I have to say: I'm glad last Friday's over.
The Facebook IPO has come and gone and with it the media hype has thankfully (and conspicuously) died down as well. Prior to F-Day, even a casual news consumer would have thought that Facebook going public was an event somewhere between the Second Coming and National All Debts Are Forgiven Plus Free Ice Cream For Everyone Day. To me, it felt like "Party Like It's 1999 Day" all over again: dot-com stocks are back, baby!
Unfortunately for those who jumped on the bandwagon (and there were a lot of them), the reality didn't quite live up to the hype. As of May 22, Facebook was trading at around $32 - about $10 below its opening bids on May 18 (and $6 below the actual IPO price). Turns out that irrational exuberance isn't what it used to be.
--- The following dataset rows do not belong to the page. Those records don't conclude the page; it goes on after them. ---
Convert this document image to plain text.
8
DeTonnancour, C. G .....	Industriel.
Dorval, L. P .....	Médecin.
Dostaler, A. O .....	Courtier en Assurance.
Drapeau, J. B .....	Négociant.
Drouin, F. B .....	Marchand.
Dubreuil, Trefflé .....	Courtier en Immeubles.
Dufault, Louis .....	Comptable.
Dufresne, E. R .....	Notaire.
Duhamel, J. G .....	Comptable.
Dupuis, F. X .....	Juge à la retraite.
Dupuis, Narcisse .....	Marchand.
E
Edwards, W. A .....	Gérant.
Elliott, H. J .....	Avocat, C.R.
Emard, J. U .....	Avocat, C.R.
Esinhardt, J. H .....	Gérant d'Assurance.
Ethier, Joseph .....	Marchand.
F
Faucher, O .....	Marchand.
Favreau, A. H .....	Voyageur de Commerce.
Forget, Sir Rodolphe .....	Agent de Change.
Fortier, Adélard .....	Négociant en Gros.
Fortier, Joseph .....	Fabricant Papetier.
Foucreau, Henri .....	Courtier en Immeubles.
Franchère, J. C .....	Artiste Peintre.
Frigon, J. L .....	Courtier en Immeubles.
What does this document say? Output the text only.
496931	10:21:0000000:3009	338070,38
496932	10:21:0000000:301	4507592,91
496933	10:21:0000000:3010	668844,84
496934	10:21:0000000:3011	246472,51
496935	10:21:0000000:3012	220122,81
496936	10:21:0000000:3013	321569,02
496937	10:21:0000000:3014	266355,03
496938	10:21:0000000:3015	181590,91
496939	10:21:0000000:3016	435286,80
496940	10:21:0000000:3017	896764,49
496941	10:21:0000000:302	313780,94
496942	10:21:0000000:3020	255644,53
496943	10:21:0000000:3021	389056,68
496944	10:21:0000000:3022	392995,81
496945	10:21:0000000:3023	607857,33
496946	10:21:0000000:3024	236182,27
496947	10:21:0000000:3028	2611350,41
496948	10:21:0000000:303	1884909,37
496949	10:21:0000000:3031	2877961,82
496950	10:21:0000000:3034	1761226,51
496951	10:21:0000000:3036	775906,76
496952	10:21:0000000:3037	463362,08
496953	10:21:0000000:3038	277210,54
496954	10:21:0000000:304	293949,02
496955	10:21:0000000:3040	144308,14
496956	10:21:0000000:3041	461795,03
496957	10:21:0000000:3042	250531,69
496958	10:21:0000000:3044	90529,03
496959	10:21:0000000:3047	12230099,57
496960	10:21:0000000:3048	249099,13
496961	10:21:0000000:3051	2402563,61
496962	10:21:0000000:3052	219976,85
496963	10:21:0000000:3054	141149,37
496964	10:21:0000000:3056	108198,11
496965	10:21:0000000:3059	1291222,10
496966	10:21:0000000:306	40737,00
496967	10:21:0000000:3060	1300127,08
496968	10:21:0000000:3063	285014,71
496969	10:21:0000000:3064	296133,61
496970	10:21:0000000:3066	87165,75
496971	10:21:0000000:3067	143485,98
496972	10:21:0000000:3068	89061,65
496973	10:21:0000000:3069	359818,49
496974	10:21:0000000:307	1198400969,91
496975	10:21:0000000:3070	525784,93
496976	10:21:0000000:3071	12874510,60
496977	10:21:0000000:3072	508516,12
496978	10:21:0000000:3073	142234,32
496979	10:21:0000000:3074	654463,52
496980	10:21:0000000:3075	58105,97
But why the quick slide? While some cite an overly-aggressive IPO price, many others are pointing to its slowing revenue growth coupled with rapidly-increasing spending as the factors that are making investors nervous. At least somebody's paying attention to the fact that the fundamentals still matter.
But I digress. This isn't a financial column (thank God!). The financial ups and downs of the platforms we advertise on are important, of course, but Facebook's freefall goes far deeper than just a bunch of investors jittery over the numbers.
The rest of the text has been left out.